Sabtu, 26 Mei 2012

NOVEL DAN PEMBELAJARAN


NOVEL DAN PEMBELAJARAN 
Oleh: Arif Budiman[1]


Sejumlah Novel terkenal, kini membanjiri pasar perbukuan kita. Ini aset yang sangat potensial dalam turut membangun kultur intelektual di negeri ini. Novel ini juga dapat dimanfaatkan dalam pembelajaran. Dari Ayat-ayat Cinta,  Laskar Pelangi hingga “Negeri Lima Menara”. Tentu ada sisi positif dan memang semestinya sisi positiflah yang ada dalam sebuah Novel. Kecuali Novel picisan. Sejah ini euphoria penulisan Novel tersebut dan hadir dalam pasar perbukuan kita tidak ada salahnya jika dimanfaatkan dalam proses belajar anak-anak kita. Ada sisi-sisi positif yang dapat digali dari kisah-kisah dalam Novel tersebut.

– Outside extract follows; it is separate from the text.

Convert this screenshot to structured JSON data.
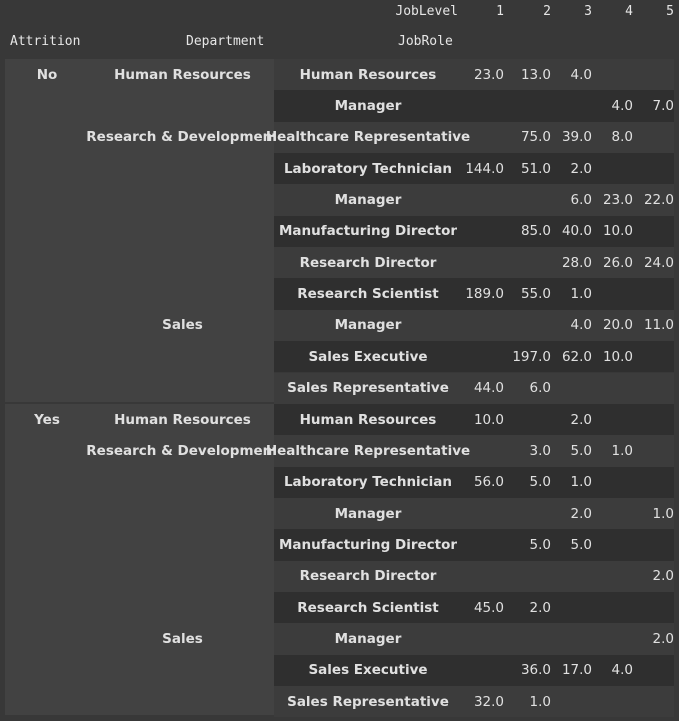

Pemanfaatan Novel sebagai media pembelajaran Ilmu Sosial, begitulah kurang lebih sebentuk upaya baru yang perlu dilakukan agar pembelajaran kita menjadi lebih bermakna. Setidaknya ada sisi positif dari Novel yang dapat digunakan dalam proses pembelajaran kita. Bermakna sebab apa yang diajarkan dapat diperlihatkan dalam contoh cerita yaitu lewat pemaparan kisah-kisah dalam novel. Selain itu pembelajaran bisa menjadi bermakna sebab apa yang dipelajari dapat menimbulkan kesan mendalam dan  terlihat adanya perubahan pada struktur potensi anak, baik itu pengetahuan, sikap maupun ketrampilannya. Inilah poin penting dalam kegiatan pembelajaran yaitu terjadinya perubahan. Jika tidak ada perubahan itu, maka pembelajaran yang itu sesungguhnya telah gagal. Maka pembelajaran bermakna adalah hasil pembelajaram yang dicirikan dengan telah terjadinya perubahan itu.

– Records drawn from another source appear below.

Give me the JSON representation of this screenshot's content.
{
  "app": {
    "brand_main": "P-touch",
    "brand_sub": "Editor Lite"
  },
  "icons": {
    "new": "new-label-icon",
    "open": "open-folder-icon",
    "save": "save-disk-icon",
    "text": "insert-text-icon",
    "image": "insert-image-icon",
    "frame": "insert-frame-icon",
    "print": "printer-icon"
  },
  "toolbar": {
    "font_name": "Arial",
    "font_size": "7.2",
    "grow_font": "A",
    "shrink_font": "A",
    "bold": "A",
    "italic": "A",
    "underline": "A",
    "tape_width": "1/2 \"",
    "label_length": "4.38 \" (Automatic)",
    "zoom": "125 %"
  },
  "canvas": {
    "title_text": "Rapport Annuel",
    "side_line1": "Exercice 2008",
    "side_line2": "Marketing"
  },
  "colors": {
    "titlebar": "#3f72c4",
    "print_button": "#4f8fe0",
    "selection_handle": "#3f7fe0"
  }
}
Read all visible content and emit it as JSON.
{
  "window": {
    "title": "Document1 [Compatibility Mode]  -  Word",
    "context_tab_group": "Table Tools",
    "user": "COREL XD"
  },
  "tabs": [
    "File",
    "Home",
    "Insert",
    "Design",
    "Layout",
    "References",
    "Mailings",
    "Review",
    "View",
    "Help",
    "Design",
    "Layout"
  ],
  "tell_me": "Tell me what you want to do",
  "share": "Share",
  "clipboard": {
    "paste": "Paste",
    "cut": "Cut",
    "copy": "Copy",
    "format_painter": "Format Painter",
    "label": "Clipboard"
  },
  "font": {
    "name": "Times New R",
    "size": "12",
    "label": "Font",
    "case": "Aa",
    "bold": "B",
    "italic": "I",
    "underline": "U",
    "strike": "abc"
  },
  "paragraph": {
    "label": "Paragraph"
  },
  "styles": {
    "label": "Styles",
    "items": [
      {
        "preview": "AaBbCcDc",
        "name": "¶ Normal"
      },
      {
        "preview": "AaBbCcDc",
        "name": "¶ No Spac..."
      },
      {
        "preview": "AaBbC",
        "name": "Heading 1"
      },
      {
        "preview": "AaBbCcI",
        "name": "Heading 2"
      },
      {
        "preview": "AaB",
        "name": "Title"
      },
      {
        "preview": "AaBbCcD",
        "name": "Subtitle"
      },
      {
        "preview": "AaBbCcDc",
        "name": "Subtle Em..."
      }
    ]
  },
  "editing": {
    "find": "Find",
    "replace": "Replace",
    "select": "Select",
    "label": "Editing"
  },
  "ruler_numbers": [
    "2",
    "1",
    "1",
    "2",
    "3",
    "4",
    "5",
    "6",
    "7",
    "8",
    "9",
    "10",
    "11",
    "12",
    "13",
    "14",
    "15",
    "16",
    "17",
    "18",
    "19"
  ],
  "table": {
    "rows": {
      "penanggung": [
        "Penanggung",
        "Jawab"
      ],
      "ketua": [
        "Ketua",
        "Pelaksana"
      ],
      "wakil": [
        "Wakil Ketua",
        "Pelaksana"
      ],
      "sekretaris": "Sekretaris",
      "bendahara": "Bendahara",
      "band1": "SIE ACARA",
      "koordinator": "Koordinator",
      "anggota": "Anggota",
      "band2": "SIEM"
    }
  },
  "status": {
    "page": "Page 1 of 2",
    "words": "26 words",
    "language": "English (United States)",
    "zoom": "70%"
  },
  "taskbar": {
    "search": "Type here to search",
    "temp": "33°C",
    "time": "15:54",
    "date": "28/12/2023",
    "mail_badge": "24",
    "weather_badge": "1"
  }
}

        Novel adalah buku bacaan yang berisi tentang suatu fenomena dalam suatu bidang kehidupan. Brown dengan karyanya The Da Vinci Code secara tidak langsung sedang memberikan pembelajaran pada kita tentang sejarah Kristen dan sejarah Eropa. (Walau Novel ini dinilai controversial). Tapi setidaknya ada sejumlah fakta otentik yang dipaparkan yang mengandung nilai pengetahuan yang bisa dipertanggungjawabkan. Yang controversial atau yang fiktif diberi penekanan. El-Shirazy dengan novel Ayat-Ayat Cintanya memaparkan sisi kehidupan masyarakat Mesir berikut aktifitas intelektual yang ada didalamnya, terutama aktifitas mahasiswa Indonesia yang sedang menimba ilmua disana. Sejumlah fakta tentang Mesir sangat nyata dipaparkan.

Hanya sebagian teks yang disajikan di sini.